Governments and authorities continue to hold back information from the public since most of the 144 orders are not publicly available. This makes it even more difficult to glean the exact scope of the restrictions that had and are being imposed in different parts of the country. What is clear, however, is that under law, there has been no provision of a “nationwide curfew” and that the NDMA Guidelines do not make any mention of a curfew.

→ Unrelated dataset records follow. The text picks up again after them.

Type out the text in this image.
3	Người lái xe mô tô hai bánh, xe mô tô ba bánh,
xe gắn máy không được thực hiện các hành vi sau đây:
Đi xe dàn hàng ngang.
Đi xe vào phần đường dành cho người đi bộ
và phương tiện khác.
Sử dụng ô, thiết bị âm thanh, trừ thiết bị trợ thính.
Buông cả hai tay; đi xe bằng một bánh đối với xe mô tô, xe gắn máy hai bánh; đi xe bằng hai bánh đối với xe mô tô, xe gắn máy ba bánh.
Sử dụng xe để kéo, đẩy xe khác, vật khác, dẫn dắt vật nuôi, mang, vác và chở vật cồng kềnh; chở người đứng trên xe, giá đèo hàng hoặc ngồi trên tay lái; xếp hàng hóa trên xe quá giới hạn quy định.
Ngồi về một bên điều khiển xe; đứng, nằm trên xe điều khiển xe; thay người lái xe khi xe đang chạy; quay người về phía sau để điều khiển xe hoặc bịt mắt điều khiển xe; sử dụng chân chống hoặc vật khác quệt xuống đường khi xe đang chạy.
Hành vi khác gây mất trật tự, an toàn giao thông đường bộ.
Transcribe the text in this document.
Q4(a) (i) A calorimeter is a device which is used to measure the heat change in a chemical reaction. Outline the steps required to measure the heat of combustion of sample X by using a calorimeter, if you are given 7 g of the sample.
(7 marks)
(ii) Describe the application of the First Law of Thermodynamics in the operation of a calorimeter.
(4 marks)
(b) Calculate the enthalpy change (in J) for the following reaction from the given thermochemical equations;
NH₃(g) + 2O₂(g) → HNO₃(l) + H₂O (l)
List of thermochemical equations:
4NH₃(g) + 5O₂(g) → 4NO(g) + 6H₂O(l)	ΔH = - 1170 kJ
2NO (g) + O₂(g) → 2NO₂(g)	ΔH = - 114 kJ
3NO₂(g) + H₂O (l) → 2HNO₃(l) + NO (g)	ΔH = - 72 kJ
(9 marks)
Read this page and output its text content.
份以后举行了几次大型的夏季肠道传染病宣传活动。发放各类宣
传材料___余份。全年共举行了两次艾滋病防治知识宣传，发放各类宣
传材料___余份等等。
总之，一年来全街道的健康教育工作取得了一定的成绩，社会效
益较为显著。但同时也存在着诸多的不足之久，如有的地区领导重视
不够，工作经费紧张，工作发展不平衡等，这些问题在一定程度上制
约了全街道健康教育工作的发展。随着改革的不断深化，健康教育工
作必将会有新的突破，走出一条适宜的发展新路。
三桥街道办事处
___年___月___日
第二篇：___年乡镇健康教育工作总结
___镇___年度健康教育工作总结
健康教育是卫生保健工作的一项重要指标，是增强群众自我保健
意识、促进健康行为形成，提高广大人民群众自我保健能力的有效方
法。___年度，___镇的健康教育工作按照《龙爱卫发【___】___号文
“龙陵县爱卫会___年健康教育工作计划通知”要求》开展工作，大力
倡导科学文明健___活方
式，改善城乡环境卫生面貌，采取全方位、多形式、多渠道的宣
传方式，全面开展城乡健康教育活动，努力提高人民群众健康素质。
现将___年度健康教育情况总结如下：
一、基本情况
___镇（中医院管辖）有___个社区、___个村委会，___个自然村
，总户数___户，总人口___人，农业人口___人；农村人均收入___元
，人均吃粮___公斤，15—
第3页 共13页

Now that elections in various states are being held with political rallies having been held in full swing (in deliberate flouting of COVID-19 protocols, needless to be mentioned), it becomes all the more necessary to rectify the vagueness in NDMA’s orders and restrict the carte blanche accorded to local authorities to implement complete bans on individual movement, as they please, thus turning the “lockdown” into a “curfew”. This is a lacuna that is not difficult to remedy, and should be remedied swiftly. Various international law instruments, including the International Covenant on Economic, Social and Cultural Rights (ICESCR), lay down the responsibility on the State parties to ensure taking up measures for promoting good health of its citizens. Since India is a signatory to the ICESCR, we need to draw a balance or a comparison between international law and constitutional compliances with State’s duty to ensure that adequate security arrangements are in place so that not only law and order can be maintained, but also outbreak of the current pandemic.